Ma non è la prima volta che i cancelli del carcere di Rebibbia si aprono per lo “scannacristiani”, colui che azionando il telecomando attuò di fatto la strage di Capaci facendo esplodere 500 chili di tritolo: dal 2004, infatti, il collaboratore di giustizia ha avuto periodicamente diritto a dei permessi premio che gli hanno consentito di lasciare la prigione per un numero imprecisato di giorni, ogni mese e mezzo. Arrestato il 20 maggio 1996 all’interno di un’abitazione in contrada Cannatello, ad Agrigento, in un’operazione che coinvolse circa centosessanta uomini, inizia a rendere dichiarazioni sul proprio passato criminale nel giugno dello stesso anno. L’11 gennaio del 1996, dopo due anni, un mese e diciannove giorni dal suo rapimento, il piccolo Giuseppe Di Matteo veniva strangolato e sciolto nell’acido per ordine di Brusca.
“U verru”, altro appellativo con cui è conosciuto nell’ambiente criminale, si dichiara fin da subito colpevole o mandante di circa centocinquanta delitti, “di sicuro molti più di cento e meno di duecento”, un numero di morti ammazzati che risulta difficile da ricordare con esattezza. La strategia del terrore e l’attacco contro lo Stato italiano continuano anche dopo l’arresto di Salvatore Riina, avvenuto il 15 gennaio 1993: insieme a Matteo Messina Denaro, i fratelli Graviano e Leoluca Bagarella, Giovanni Brusca organizza e mette in pratica attentati dinamitardi anche fuori dalla Sicilia. Uno dei tanti è quello di via dei Georgofili, a Firenze, che uccise cinque persone, tra cui una bambina di nove anni e la sorella di appena due mesi, e provocò ingenti danni alla Galleria degli Uffizi.

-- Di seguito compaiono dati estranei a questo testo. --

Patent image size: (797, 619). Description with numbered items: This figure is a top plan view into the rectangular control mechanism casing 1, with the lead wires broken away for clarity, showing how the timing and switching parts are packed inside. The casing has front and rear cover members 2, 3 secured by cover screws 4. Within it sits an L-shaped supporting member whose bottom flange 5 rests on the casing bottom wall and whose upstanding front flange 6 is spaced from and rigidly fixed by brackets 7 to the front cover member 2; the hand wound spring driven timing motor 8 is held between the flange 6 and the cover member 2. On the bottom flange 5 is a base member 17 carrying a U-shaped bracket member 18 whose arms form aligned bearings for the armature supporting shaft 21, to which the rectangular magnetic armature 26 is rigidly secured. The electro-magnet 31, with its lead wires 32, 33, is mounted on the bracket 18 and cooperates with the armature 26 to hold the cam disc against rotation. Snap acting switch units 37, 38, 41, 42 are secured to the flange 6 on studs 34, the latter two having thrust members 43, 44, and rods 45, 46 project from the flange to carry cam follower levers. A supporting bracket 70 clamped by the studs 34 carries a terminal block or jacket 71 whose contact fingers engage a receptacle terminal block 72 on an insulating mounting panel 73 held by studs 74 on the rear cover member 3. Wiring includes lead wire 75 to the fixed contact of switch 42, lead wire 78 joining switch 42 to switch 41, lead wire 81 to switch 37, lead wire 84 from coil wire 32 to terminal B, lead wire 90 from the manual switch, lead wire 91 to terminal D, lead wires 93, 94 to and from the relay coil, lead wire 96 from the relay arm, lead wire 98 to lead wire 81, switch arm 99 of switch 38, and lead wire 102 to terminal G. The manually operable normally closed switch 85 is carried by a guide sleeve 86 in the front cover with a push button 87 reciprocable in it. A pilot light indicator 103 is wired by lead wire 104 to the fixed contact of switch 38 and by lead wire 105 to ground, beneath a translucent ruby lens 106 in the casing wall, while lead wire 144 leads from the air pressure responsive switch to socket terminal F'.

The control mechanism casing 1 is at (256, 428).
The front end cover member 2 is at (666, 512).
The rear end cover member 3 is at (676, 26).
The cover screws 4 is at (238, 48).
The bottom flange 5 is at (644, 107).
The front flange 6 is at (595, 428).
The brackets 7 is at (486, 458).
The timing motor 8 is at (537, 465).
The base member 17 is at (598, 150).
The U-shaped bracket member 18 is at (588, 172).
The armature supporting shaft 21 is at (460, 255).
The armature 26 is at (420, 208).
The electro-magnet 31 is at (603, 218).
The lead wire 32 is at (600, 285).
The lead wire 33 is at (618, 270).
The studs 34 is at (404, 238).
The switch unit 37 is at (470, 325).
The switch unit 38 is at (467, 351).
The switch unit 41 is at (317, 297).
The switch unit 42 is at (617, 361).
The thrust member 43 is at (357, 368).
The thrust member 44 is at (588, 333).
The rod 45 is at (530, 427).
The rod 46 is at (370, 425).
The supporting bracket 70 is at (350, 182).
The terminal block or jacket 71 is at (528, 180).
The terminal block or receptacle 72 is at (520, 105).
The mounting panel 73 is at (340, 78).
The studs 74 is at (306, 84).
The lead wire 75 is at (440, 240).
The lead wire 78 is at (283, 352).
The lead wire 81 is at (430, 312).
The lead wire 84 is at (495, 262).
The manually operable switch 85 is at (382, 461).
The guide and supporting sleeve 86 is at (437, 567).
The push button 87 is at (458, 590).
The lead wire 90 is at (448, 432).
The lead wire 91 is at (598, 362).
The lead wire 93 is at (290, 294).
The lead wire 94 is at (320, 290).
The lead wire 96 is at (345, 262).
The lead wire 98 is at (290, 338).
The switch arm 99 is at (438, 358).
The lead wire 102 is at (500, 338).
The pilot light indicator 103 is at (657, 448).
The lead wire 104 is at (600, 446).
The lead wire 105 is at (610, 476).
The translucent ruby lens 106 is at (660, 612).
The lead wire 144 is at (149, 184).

La legge n.8 del 1991, confluita poi nella 45 del 2001, che garantisce protezione, assistenza e sconti di pena ai componenti delle organizzazioni criminali che decidono di collaborare con la magistratura italiana, è stata voluta proprio da Giovanni Falcone. Furono le dichiarazioni di tantissimi “uomini d’onore” a smantellare dall’interno le dinamiche e le gerarchie di Cosa Nostra, tra le prime quelle di Tommaso Buscetta e Salvatore Contorno, alla cui collaborazione seguirono centinaia di arresti nonché l’istituzione del Maxiprocesso. Per quanto possa suscitare perplessità, sgomento e paura, la scarcerazione di Giovanni Brusca, ufficialmente collaboratore di giustizia dal 2000, rientra nell’ordine delle cose ed era già stata stabilita da tempo.